None of that really matters, I know. The real star of this movie is the earthquake! The doggone thing goes on for about eight minutes and fifteen seconds, not counting the aftershocks. (I looked it up and learned that a 9.0 earthquake could indeed run somewhere between eight to ten minutes.) In the film it seemed excruciatingly long. A new sound system was developed for the release of this film—a system that literally shook the theater to simulate an actual earthquake! It even cracked the plaster when EARTHQUAKE was screened at the Grauman's Chinese Theater in Hollywood. I couldn't help but wonder what sonic effect the system would produce every time Ava Gardner snapped her wig.
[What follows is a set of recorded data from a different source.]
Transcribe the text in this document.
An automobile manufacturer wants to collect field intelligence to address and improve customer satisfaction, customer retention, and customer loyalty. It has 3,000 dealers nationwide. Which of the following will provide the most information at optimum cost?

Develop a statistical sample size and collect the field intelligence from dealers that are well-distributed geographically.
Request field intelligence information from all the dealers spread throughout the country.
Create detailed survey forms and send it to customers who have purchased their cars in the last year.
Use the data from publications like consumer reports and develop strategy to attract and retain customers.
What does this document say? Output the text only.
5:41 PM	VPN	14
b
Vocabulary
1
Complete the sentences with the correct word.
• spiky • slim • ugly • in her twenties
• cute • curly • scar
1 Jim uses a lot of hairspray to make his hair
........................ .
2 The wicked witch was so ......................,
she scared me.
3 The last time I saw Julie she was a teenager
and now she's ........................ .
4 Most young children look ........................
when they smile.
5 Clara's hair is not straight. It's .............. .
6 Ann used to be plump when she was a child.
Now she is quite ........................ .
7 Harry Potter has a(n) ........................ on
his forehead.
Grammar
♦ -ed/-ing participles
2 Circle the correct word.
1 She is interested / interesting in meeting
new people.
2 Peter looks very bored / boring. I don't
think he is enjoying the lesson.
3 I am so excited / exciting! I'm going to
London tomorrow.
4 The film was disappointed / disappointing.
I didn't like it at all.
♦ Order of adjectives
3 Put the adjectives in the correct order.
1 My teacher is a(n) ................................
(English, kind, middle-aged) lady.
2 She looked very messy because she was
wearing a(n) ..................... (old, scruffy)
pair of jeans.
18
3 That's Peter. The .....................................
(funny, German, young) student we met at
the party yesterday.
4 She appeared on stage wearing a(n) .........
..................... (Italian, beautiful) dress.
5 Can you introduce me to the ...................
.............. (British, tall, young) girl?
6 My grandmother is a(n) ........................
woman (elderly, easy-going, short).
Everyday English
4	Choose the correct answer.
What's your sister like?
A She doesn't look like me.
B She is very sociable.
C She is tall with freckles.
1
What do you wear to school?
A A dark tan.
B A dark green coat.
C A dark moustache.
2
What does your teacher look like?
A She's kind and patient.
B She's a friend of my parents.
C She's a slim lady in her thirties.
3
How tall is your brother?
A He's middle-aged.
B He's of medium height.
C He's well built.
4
During this 8-plus minutes of shaking, we see lots of people who were formerly indoors go running outside into the downtown streets of Los Angeles, where they are then conked on the head by falling chunks of cement or by deadly shards of glass from atop the city's buildings. Seismologists race toward bookcases which proceed to fall upon them; we see Geneviève's innocent young son on his bike as he is thrown into an irrigation canal and is then in urgent need of rescue; we see a truckload of cows go careening over the side of a freeway ramp; we watch as the famous Capitol Records building is slowly reduced to rubble...and we see the Mulholland Dam begin to crack. All of this is very exciting. 

 
[ Los Angeles in EARTHQUAKE ]

The aftermath of the quake is peppered with aftershocks, and we see both the best and the worst of humanity on display. The best: George Kennedy redeems himself after destroying Zsa Zsa's shrubbery by organizing survivors to assist the townsfolk who are trapped under rubble. The worst: Looters! Well, three of them...and they're hippies. You would probably assume that LA. looters would have a  bunch of car stereos or maybe even cold hard cash stashed in their looters' suitcase, but actually it seems they've raided the jewelry case at Granny's Attic Thrift Store. Their case is filled to capacity with strings of pearls and brooches! The looters are subsequently shot dead by Gortner, who has been called to civilian patrol duty and is now wildly drunk with his newfound power. The scene is preposterous, even by this script's exceedingly low standards, and would have been better left on the cutting room floor.

 
[ Looters' booty in EARTHQUAKE ]

A special shout-out goes to Monica Lewis, who plays Barbara, the office secretary to bosses Charlton and Lorne. She is monumentally dedicated to her work, even when disrespected by her male colleagues in times of extreme crisis. First she is shoved out of the office elevator when trying to escape the quake with the others (this actually turns out to be a good thing); then when the stairwell comes to an abrupt end and they need something elastic to use as a makeshift seat-belt for the office chair they'll be lowering to evacuate people to relative safety below, Lorne screams at her (yet again?), "Barbara! Take off your pantyhose, damn it!" Once they've finally lowered the ailing Lorne Greene to safety, Charlton's mind turns to his mistress. He's concerned about her, sure, but he's just not accustomed to making these types of phone calls for himself. After all, that's what secretaries are for. "Barbara! Do you know Denise Marshall?" (yes) "See if you can get to a phone; find out if she's alright!" Barbara asks the obvious, since even the stairs are currently out of order: "Are the phones working?" Charlton: "Try! Please!!" "Okay," Barbara answers breathlessly as she dashes off to find a phone. Poor Barbara.